Internal Compliance Check

Version: 1.0.0 | Last Reviewed: April 3, 2026

This internal document outlines Drophunt's processes for ensuring data protection and compliance with global privacy regulations.

1. Data Protection Officer (DPO)

The appointed Data Protection Officer for Drophunt is:

  • Name: Blu-Bot
  • Contact: juangreycat@proton.me
  • Responsibilities: Overseeing data security, responding to privacy inquiries, and managing data deletion requests.

2. Data Deletion Protocol

We follow a strict protocol for "Right to be Forgotten" requests (GDPR compliance):

  1. Verification: Confirm the identity of the user making the request via Clerk authentication.
  2. Execution: Manually delete all rows in Supabase associated with the user's Clerk user_id.
  3. Third-Party Cleanup: Ensure any user-specific data is purged from Resend and logs.
  4. Confirmation: Notify the user once the deletion is complete (within 30 days).

3. Data Processing Map

  • Client Side: Clerk captures and manages identity.
  • Server Side: Next.js Route Handlers process data through Anthropic (Claude) and Firecrawl.
  • Persistence Layer: Supabase stores structured data.
  • Notification Layer: Resend handles transactional and alert emails.

4. Security Measures

  • Encryption at Rest: Handled by Supabase.
  • Encryption in Transit: All communications are performed over HTTPS.
  • Environment Secrets: All API keys are managed via Vercel Environment Variables.

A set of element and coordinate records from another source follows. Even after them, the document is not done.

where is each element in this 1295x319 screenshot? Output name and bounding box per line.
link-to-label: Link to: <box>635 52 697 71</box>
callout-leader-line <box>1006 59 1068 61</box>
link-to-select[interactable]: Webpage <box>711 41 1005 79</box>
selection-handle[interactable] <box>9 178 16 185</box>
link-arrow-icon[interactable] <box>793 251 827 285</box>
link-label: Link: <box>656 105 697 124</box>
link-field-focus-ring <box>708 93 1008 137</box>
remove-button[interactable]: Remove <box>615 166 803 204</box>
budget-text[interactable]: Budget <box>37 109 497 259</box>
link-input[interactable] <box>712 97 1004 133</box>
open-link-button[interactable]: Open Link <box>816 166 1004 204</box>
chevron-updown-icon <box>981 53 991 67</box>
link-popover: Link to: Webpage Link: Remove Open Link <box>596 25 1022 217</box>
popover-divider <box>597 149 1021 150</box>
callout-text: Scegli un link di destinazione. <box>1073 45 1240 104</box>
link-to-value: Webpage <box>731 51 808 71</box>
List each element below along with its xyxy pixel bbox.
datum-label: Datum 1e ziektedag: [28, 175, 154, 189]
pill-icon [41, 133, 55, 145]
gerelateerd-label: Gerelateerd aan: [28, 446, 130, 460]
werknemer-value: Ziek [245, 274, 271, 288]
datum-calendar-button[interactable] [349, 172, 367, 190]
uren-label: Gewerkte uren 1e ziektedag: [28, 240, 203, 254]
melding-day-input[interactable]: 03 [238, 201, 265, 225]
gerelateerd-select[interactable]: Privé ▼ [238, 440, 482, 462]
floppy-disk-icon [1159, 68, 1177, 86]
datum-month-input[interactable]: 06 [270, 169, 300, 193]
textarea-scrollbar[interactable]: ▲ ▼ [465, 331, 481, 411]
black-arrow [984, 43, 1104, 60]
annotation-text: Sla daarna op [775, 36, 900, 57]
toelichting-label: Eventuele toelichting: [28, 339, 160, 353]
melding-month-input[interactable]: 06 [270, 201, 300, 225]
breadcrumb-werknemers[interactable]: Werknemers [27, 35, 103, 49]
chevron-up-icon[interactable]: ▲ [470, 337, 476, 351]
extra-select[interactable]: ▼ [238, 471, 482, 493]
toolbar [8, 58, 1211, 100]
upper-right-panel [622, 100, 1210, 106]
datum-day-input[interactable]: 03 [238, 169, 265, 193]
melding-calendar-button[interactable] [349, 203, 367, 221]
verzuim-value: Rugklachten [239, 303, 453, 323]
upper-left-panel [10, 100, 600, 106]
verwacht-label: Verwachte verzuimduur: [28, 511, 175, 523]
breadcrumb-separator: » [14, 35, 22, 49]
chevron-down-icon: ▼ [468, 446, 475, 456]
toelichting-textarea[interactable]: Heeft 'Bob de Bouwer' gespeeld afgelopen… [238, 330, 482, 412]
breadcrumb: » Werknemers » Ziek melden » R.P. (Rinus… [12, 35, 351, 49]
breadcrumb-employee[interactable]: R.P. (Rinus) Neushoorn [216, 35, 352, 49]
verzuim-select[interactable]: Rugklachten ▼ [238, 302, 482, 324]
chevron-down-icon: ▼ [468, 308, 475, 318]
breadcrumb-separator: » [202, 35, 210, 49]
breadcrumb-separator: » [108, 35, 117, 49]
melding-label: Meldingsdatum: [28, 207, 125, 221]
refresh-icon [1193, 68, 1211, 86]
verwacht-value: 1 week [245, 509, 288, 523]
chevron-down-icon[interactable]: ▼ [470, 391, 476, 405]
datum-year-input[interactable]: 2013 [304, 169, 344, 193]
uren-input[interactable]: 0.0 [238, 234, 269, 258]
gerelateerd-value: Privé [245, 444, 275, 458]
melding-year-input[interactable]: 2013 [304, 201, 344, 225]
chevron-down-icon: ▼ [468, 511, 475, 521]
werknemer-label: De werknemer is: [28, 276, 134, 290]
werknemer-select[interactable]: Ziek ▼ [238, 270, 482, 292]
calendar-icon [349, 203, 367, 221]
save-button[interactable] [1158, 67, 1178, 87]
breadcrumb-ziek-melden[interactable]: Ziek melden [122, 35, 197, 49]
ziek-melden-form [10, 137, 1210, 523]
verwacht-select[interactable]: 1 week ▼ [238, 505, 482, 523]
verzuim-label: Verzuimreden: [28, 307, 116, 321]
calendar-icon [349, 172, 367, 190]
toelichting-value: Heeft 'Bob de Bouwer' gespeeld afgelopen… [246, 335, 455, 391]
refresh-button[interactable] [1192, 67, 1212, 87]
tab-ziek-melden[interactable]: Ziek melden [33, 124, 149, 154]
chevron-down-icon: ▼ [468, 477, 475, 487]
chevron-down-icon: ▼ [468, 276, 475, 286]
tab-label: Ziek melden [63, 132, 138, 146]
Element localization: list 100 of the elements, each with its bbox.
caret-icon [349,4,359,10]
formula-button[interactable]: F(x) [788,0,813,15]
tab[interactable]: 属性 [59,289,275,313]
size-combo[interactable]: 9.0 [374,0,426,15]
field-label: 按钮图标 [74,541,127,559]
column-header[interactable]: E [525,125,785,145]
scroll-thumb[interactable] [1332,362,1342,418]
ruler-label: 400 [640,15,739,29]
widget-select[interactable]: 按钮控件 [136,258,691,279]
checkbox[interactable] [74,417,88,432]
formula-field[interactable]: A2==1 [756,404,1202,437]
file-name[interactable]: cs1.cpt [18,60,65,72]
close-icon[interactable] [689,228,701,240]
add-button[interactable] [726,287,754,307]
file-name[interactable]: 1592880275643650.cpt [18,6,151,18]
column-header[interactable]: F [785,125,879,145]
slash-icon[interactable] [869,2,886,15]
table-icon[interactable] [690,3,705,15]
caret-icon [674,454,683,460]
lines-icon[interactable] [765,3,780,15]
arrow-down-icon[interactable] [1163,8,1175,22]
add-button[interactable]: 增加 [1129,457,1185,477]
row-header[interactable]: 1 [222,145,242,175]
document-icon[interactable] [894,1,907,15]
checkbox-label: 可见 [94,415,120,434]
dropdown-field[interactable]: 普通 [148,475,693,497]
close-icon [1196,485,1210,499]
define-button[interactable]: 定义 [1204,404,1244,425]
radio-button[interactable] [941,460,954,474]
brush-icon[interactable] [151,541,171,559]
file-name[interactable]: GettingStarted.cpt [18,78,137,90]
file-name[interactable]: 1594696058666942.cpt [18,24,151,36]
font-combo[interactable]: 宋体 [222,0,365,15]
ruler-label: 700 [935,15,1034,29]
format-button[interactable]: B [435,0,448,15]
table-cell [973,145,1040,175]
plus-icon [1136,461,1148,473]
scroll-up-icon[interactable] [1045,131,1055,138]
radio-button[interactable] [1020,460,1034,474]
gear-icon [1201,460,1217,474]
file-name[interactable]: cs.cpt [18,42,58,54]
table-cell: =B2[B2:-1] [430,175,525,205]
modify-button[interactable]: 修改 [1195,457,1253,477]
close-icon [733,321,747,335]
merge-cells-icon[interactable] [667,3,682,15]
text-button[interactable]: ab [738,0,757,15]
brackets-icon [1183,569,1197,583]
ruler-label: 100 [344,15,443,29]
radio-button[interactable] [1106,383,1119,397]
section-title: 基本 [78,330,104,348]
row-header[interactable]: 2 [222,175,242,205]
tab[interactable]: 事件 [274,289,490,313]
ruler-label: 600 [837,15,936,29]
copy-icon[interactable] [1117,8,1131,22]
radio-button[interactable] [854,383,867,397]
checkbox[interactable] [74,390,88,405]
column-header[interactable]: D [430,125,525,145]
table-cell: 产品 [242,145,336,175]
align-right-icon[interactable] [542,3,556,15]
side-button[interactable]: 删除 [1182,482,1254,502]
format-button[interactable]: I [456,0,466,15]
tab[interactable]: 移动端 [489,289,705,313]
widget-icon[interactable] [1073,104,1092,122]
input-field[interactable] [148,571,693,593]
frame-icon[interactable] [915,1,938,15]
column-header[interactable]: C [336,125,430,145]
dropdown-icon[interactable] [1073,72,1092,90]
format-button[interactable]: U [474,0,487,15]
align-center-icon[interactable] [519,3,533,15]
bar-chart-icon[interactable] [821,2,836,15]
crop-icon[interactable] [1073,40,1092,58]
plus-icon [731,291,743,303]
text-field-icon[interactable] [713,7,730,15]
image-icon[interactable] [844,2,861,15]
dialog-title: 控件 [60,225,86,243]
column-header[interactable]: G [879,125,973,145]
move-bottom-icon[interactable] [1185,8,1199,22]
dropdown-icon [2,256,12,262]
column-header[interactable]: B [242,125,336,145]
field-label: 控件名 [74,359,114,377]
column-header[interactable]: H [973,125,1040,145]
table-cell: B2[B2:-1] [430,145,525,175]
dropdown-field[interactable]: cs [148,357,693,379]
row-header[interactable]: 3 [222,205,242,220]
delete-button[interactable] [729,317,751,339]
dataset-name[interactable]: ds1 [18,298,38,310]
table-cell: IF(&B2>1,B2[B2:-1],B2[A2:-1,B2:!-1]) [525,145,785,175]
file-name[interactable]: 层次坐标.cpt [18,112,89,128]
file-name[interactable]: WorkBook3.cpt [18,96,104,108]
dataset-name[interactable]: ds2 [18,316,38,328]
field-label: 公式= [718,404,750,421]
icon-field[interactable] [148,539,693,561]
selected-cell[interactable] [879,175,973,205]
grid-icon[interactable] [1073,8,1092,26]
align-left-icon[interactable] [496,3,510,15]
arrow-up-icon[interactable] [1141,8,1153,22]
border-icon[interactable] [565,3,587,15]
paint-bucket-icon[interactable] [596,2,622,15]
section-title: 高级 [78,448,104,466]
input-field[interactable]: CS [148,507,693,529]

5. Automated Decision-Making & Human Oversight

Drophunt uses LLM-based agents (Anthropic Claude) to interpret webpage data. Users can manually override or report incorrect price detections. We perform periodic audits of AI-extracted data to ensure fairness and accuracy in line with Ontario's 2026 Principles for Responsible AI.

6. Continuous Monitoring

  • Regular audits of Supabase RLS (Row Level Security) policies to ensure data isolation.
  • Periodic review of third-party API usage and privacy updates.